The condition is diagnosed late, leading to difficulties in treatment.

How Is SCOT Deficiency Managed?

Early management include

• Avoidance of prolonged fasting.

• Change the diet plan with carbohydrate-rich food and avoid food with high fat or limit protein content to prevent ketoacidosis. In addition, the intake of carnitine supplements is advised.

Weekly evaluation and monitoring during the febrile period are essential.

• In patients with hemodynamic stabilization, oral rehydration is sufficient.

• In very sick patients, hypoglycemia control is through IV ten percent Dextrose, and a good infusion of normal saline does dehydration correction.
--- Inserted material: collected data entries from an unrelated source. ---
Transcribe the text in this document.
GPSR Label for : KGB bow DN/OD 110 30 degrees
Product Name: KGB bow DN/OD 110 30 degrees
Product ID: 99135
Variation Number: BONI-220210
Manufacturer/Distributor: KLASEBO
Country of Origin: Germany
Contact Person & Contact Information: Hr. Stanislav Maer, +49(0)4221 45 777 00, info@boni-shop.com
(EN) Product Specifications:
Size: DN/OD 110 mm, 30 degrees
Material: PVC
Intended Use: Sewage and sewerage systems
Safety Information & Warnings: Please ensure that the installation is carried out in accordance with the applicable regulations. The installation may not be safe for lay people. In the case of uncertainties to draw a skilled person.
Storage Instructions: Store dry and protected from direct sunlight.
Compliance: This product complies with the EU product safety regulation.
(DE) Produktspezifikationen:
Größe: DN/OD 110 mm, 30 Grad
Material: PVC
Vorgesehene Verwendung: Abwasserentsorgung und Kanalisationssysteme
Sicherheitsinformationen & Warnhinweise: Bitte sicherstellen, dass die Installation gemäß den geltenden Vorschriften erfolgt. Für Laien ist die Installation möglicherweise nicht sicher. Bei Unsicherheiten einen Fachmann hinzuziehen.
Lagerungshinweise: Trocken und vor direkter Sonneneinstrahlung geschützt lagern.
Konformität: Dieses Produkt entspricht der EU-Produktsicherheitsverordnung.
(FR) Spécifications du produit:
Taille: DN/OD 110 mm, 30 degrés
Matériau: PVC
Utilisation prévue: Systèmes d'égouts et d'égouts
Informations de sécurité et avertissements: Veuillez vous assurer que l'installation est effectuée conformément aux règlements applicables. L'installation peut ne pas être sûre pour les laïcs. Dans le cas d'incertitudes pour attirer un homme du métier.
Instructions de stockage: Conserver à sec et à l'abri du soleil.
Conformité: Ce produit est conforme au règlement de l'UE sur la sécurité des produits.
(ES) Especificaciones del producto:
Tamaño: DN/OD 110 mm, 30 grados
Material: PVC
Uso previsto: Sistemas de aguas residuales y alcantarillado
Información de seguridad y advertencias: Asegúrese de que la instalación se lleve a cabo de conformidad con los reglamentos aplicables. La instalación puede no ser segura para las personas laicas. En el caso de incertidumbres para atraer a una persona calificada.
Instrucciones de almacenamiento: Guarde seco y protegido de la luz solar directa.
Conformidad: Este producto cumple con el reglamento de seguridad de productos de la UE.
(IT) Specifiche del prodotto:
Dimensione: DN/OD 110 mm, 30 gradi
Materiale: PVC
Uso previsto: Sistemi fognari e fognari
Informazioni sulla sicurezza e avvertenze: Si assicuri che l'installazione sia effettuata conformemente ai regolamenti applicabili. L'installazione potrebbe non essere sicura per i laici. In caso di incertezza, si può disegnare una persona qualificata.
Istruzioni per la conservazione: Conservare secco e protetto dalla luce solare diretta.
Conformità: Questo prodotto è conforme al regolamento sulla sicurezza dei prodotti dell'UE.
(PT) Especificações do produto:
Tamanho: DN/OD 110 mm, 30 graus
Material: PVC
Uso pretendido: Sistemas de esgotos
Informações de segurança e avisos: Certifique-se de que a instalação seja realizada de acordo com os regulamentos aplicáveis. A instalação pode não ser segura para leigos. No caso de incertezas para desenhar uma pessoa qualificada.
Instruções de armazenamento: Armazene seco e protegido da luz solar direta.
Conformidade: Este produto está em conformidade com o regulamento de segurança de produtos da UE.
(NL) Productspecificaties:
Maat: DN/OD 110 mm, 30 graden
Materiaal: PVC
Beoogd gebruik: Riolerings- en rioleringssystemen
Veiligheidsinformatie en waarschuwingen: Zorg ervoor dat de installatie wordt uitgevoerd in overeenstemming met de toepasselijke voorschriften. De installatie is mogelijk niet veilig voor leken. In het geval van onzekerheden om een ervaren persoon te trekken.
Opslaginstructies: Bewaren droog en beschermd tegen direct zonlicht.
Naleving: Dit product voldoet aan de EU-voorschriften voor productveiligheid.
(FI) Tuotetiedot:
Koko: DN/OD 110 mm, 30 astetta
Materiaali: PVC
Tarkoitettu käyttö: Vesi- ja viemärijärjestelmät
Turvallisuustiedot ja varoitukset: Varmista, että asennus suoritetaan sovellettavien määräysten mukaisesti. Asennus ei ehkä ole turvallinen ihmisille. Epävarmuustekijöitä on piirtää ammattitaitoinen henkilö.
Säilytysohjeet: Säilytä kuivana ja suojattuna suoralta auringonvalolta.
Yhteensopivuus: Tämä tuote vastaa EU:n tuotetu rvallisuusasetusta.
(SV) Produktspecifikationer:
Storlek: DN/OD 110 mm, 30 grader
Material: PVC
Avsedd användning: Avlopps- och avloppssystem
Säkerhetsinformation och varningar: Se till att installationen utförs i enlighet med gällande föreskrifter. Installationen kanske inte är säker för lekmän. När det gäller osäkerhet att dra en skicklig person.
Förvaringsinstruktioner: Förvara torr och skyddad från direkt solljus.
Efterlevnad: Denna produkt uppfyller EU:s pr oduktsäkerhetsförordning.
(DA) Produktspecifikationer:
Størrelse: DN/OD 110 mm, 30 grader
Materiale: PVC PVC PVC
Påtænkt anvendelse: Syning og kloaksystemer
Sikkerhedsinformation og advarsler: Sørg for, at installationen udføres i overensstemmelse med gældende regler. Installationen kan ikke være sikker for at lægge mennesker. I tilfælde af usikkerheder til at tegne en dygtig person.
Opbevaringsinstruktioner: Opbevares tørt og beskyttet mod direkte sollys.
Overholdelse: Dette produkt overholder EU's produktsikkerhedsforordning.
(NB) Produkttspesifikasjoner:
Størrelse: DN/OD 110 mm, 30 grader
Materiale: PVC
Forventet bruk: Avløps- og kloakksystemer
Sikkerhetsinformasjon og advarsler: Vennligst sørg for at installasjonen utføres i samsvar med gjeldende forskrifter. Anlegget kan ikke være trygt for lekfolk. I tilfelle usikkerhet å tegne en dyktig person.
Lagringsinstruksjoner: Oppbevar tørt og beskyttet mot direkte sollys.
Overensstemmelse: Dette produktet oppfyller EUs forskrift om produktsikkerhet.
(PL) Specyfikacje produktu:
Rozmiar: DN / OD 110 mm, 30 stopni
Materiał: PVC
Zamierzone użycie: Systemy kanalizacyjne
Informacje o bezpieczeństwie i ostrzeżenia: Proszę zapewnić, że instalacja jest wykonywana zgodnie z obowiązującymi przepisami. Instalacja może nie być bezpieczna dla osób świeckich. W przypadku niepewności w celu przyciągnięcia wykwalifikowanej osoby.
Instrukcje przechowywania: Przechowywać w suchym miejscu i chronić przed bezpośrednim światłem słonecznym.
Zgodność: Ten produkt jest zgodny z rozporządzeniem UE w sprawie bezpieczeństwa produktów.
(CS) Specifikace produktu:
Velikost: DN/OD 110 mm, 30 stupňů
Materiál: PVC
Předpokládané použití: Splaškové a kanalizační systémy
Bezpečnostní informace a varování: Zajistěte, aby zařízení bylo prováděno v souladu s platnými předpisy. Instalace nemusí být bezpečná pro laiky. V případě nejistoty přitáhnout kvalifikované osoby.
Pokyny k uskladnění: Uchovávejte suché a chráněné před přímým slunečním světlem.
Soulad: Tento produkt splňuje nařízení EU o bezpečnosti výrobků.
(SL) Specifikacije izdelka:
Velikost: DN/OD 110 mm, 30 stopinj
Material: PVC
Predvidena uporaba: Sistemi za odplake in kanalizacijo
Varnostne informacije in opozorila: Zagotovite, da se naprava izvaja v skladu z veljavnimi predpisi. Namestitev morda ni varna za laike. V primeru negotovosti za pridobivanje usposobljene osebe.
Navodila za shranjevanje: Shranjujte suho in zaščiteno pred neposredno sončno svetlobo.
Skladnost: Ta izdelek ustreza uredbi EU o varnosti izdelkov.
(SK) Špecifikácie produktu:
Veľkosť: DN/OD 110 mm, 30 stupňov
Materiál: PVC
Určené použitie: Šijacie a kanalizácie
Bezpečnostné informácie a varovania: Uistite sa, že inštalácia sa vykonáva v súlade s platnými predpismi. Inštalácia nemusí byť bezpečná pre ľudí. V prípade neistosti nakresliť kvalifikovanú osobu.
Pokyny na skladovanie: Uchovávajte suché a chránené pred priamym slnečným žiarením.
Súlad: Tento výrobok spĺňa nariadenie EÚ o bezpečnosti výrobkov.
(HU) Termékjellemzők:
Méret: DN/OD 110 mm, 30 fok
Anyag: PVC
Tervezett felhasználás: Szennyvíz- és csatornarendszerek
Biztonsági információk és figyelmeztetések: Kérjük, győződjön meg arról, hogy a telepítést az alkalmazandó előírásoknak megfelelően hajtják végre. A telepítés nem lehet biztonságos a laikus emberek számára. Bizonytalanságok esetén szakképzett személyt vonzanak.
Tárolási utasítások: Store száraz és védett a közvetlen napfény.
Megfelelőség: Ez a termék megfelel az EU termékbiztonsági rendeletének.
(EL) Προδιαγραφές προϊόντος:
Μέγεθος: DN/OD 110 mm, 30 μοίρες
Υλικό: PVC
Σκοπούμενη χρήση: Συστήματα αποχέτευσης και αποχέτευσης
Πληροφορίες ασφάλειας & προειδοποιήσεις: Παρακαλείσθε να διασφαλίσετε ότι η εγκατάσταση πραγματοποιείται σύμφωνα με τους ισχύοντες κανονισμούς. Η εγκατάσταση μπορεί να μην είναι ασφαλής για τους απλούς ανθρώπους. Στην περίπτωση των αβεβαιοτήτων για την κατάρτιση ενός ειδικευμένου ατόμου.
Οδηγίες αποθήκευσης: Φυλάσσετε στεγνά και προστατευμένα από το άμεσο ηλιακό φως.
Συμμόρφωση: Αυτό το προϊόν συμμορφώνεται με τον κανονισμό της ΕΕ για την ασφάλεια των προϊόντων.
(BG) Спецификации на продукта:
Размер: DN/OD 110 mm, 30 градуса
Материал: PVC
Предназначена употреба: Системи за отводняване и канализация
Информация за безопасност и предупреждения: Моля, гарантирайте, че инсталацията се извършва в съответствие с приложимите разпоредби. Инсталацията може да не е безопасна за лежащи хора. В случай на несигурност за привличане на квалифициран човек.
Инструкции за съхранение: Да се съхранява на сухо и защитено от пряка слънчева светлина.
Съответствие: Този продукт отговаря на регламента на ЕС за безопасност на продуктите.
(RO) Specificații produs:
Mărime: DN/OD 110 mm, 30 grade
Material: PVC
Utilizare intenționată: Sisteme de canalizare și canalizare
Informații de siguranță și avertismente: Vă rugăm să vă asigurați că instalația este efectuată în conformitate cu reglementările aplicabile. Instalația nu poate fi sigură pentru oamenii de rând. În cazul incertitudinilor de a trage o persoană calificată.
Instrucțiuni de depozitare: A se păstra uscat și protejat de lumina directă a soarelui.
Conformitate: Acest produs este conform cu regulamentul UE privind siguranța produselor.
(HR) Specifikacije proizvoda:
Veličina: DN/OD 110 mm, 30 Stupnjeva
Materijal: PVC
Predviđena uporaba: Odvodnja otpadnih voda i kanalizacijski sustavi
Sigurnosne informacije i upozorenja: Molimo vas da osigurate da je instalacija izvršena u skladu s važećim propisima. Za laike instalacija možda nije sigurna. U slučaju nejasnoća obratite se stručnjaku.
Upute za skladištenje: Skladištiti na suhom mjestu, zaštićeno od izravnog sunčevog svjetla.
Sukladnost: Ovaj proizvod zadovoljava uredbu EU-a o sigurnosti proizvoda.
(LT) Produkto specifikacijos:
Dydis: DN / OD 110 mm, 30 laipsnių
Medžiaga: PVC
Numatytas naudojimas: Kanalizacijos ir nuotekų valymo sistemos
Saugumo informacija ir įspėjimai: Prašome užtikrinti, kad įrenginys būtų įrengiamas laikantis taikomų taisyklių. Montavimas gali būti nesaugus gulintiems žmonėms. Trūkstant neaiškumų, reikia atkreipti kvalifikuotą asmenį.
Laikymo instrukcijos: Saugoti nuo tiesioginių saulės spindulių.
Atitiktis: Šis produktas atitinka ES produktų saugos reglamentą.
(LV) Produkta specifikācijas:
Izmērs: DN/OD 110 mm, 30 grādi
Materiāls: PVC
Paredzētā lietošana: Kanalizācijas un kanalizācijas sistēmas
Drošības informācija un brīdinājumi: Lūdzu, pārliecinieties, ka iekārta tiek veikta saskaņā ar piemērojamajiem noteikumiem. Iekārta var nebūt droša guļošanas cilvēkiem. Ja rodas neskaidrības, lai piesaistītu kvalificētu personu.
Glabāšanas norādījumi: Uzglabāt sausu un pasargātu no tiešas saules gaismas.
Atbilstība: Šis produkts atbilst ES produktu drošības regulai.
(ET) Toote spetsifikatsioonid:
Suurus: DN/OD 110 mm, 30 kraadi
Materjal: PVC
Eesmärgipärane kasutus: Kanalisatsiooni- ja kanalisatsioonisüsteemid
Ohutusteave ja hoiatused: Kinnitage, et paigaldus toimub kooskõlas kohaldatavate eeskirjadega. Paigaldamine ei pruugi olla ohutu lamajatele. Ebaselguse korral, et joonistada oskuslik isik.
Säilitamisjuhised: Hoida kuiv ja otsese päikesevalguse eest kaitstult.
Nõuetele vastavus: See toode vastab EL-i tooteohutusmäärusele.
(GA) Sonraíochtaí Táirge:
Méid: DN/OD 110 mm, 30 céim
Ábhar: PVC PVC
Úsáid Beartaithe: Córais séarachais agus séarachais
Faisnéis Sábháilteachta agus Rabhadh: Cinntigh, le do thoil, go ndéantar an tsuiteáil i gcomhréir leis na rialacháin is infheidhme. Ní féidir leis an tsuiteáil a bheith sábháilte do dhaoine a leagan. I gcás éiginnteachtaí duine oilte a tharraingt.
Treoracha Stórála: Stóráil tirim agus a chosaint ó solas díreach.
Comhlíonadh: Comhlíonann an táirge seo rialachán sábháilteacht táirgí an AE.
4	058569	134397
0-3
• Sodium bicarbonate is used if pH drops below seven.

• Mechanical ventilation.

• Correction of metabolic acidosis.

• Seizure control.

• Peritoneal dialysis.

• Home monitoring of patients with urine dipstick test.

• If metabolic acidosis does not resolve with treatment, sepsis is suspected.

• Most patients with severe ketoacidosis recover without any functional disability. However, in some cases, there will be a neurological or psychomotor disability. In untreated cases, morbidity might be an outcome.

What Is the Differential Diagnosis for SCOT Deficiency?

• Physiological ketosis (caused by rotavirus).

• Beta-keto thiolase deficiency-keto thiolase or mitochondrial acetoacetyl-CoA thiolase plays a role in ketone body metabolism. It is an inherited disorder. The symptoms include hypoglycemia and ketosis. SCOT and beta-keto thiolase deficiency have similar clinical and biochemical presentations. Therefore, the conditions can be differentiated by enzymatic assay or molecular analysis.

• Pediatric diabetic ketoacidosis is a serious complication caused by insulin deficiency leading to diabetes mellitus. The symptoms include hyperglycemia, metabolic acidosis, and ketosis. The presence of diabetes-associated antibodies helps differentiate from SPOT.

SPOT deficiency may mimic conditions like lactic acidosis or salicylate ingestion.

Conclusion

Early diagnosis and management help prevent serious complications and improve prognosis in the initial few years of life. Then, as the child grows, the frequency and severity of the condition reduces.